Cyber Threat Intelligence Analyst
We are looking for a Cyber Threat Intelligence Analyst who will manage our intrusion detection system (IDS) and Expert System content; ensuring detection for clients is optimal and up to date. The analyst will be responsible for monitoring a global network of sensors looking for trends and patterns in signatures, fixing and making updates as necessary. These changes will include creating and maintaining signatures while ensuring they perform accurately in a complex environment.
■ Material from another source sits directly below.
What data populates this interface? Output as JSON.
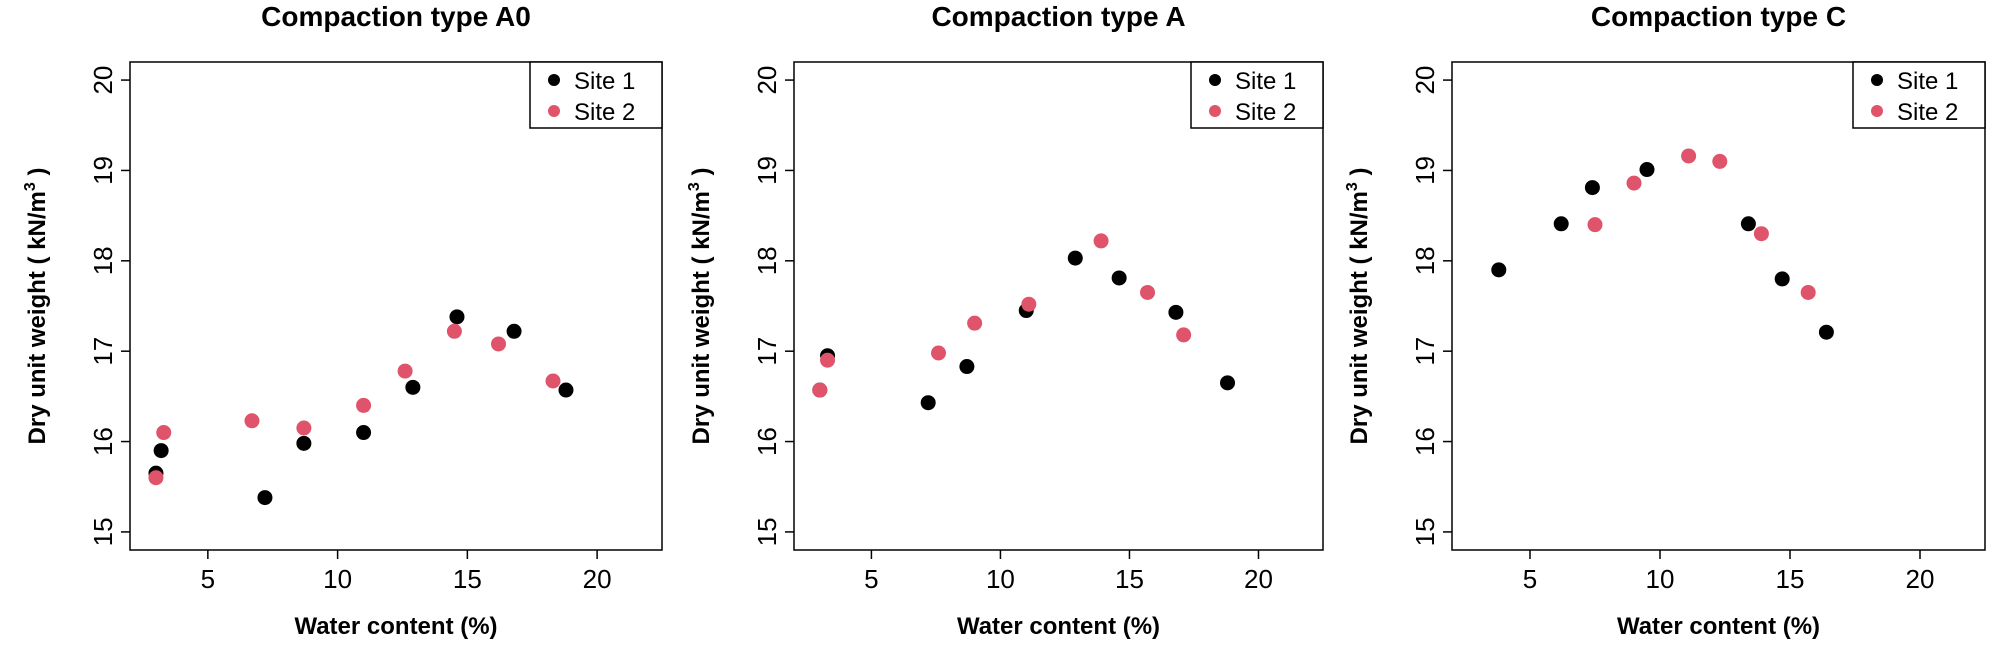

Communication of these enhancements to our clients is an essential role for this position, which will require strong written and verbal qualities.
Primary Responsibilities:
- Monitor and collect information on information security threats from various sources
- Analyze, categorize, and rank threats so that clients have current information and detection
- Communicate updates to clients and partners on regular basis through email, blogs, and presentations
- Manage dependences between Signature, Expert System, and vulnerability scanner detection logic
- Track and report on detection performance
Required Skills:
- 2-5years of experience writing and tuning Intrusion Detection Signatures
- Ability to analyze raw network traffic through tools such as tcpdump
- Ability to automate computer operations through custom programming (Prefer Perl, Python, or C++)
- Experience with both Windows and Linux systems, including Command Line knowledge in Linux.
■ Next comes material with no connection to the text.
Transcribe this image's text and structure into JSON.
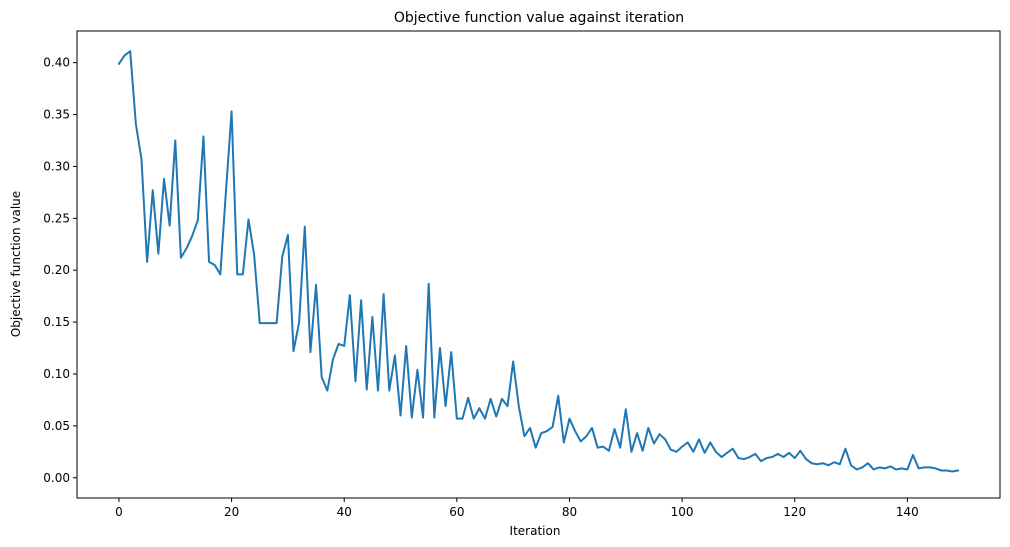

- Strong written and verbal communication skills
Education Requirements:
- A GIAC certified intrusion analyst certification or CISSP is preferred. If the candidate does not have one, it must be acquired within 6 months
- Possession of other certifications, including Snort Certified Professional or Sourcefire Certified Expert is preferred.
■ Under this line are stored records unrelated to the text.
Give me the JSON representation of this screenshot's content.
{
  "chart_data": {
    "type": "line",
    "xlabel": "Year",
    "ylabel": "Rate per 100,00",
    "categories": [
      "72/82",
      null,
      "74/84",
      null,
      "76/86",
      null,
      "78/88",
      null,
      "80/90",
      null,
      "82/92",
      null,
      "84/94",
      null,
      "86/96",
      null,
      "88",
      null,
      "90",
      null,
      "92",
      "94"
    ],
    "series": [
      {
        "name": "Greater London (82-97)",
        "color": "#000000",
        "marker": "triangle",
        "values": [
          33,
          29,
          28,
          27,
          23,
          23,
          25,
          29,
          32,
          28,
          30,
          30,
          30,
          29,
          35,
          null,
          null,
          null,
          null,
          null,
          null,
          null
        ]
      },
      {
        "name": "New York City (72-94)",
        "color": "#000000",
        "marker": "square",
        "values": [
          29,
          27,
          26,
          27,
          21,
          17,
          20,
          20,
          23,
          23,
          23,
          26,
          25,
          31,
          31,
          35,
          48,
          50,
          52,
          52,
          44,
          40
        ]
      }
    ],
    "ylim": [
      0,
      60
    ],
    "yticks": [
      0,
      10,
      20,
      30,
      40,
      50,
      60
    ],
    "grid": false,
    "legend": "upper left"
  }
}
Alert Logic sits at the nexus of two of the hottest trends in IT: the adoption of cloud technologies and increased security and compliance requirements driven by an increasingly connected world. In a typical month, Alert Logic processes over 100 million security events and store petabytes of data for over 1,300 enterprise customers. We are an established company with a history of almost 10 years, yet maintain a pace, energy and agility that allows us to advance our offerings and technology and preserve a startup-like culture. Our revenues are strong. Our customer base is growing rapidly.
We are a group that works as a team to exceed our customer’s expectations and strive for excellence in our ability to recognize malicious network activity. Our company continues to grow at a strong pace and we offer a relaxed but professional environment in which to work. We offer competitive pay, a good benefits package and a chance to work along side some of the best security people around.